It all seems like a dream now; installments of moments that appear as flashes in memory. Seventy-two hours of wedding prep and events swirl in my head as parts not a whole, as if the sum of all its parts is too vast to recall or comprehend still, at this moment.
My married friends all warned me, offered me their own wisdom borne from experience: “The day goes by so fast. Try to step back, soak it all in, take a moment and try to savor the night.” Even with their words of wisdom, it is nearly impossible to do just that.
It had been raining for days. Bleak gray skies covered the changing landscape as the trees finally started to catch up with the month. Thunder rumbled and the heavens poured as I hit refresh on the weather forecast on the computer praying to see an end in sight. “Rain on your wedding day is good luck.” Everyone tried to reassure me in the days leading up to the wedding. I knew in my heart, the weather wasn’t important, but still, the river of rain flooded the streets and dampened my mood.
I couldn’t stop crying tears of joy, tears of emotion that welled up inside my heart and made its way out my through my eyes in rivulets of happiness that ran down my pink stained checks. Not even when the make-up artist applied mascara, wiped the smudges from the corners of my eyes, did the tears stop flowing. “Look,” my mother said as she sat with a brush dangling from her hair, “the clouds have
moved out. The rain has stopped.” The sun peaked through the gray sky which started to lighten, as the sun moved in and the winds took a breath, pausing to let the sun dry the wet ground. I cried.They flowed as my parents lead me down the aisle, as M stood under the chuppah erupting with colorful blooms, proudly with his parents flanking his sides. The tears dripped from my cheeks as I read the vows I had written, ones from the heart, spoken with truth, conviction and love. “I will stand by you, challenge you and face life’s challenges together as one.” M grabbed my hand and it was just us up there, everything and everyone fading for a moment.
The river of emotion continued to swell, the banks of eyeliner unable to hold the floodwater back as our families spoke words from their hearts, sharing stories of our childhood – the past and present united as one moment. Our brothers recounted their versions of growing up with an older sibling, now able to pass the torch of torture from sibling to spouse. Two families now becoming one.
And still, I cried as my father lead me out onto the dance floor and the band played “Through the Years.” Pressing my wet check against my father’s, his hand holding mine, a new band encircling my finger, I still felt like a little girl in his arms – a safety net that has caught me countless times through the years even though I was now a married woman. “I will always be your little girl,” I whispered.
And the band continued to play. And the tears and wine continued to flow. And my friends and family danced. And M’s friends and family danced and celebrated. And my parents smiled - proudly as did his. And I smiled looking at my new family – at M and his family which were now my own.
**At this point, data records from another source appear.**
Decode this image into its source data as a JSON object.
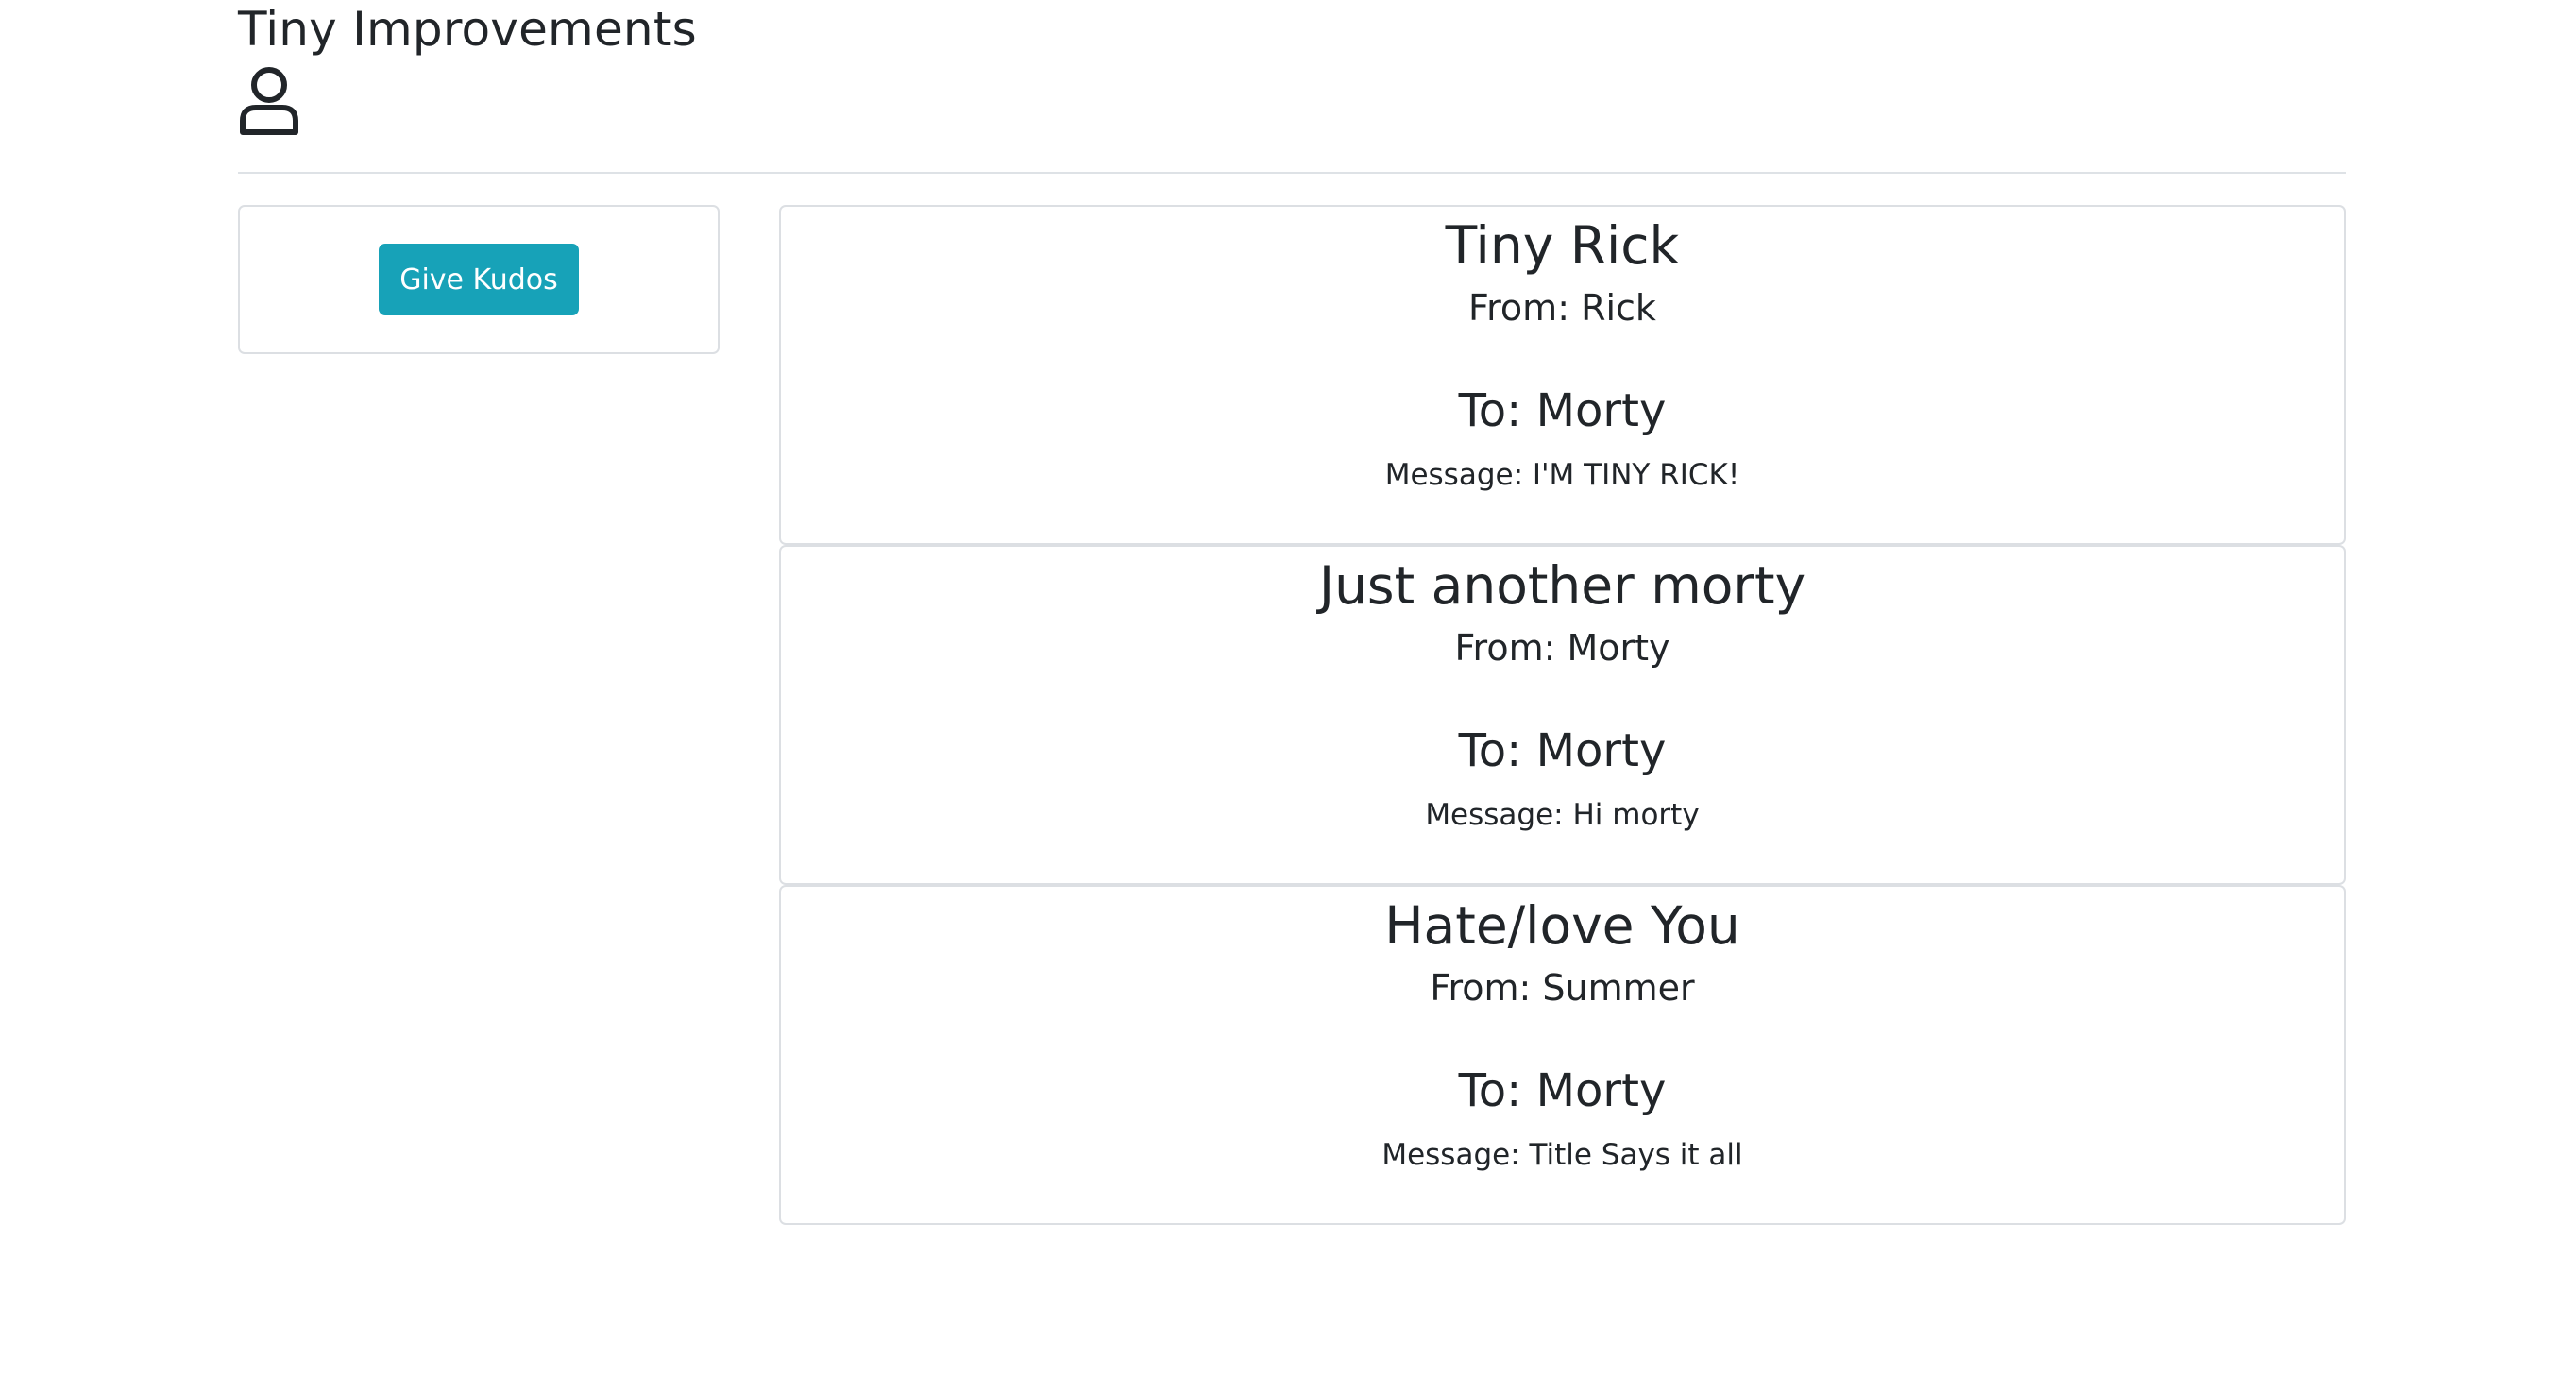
{
  "header": {
    "title": "Tiny Improvements",
    "user_icon": "user-icon"
  },
  "sidebar": {
    "give_kudos_label": "Give Kudos",
    "button_color": "#17a2b8"
  },
  "kudos": [
    {
      "title": "Tiny Rick",
      "from": "From: Rick",
      "to": "To: Morty",
      "message": "Message: I'M TINY RICK!"
    },
    {
      "title": "Just another morty",
      "from": "From: Morty",
      "to": "To: Morty",
      "message": "Message: Hi morty"
    },
    {
      "title": "Hate/love You",
      "from": "From: Summer",
      "to": "To: Morty",
      "message": "Message: Title Says it all"
    }
  ]
}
“Don’t let go of me,” I said to M. I wanted him by side all night – I want him by my side for the rest of my life. He lifted me up in his arms, swinging me around in the air until I was dizzy when I came back to the ground, the earth continued to spin, my head in the clouds.
And still the earth is spinning for me today. The rain is gone. The cold front has moved in and fall is here. The river of emotion not yet calm, it continues to flow, rolling with rhythmic waves, surging with strength, coursing with intensity. It flows with joy and happiness, with love and admiration, with gratitude and gravity. But now it officially flows together as a life, side by side with the man I love who is now my husband.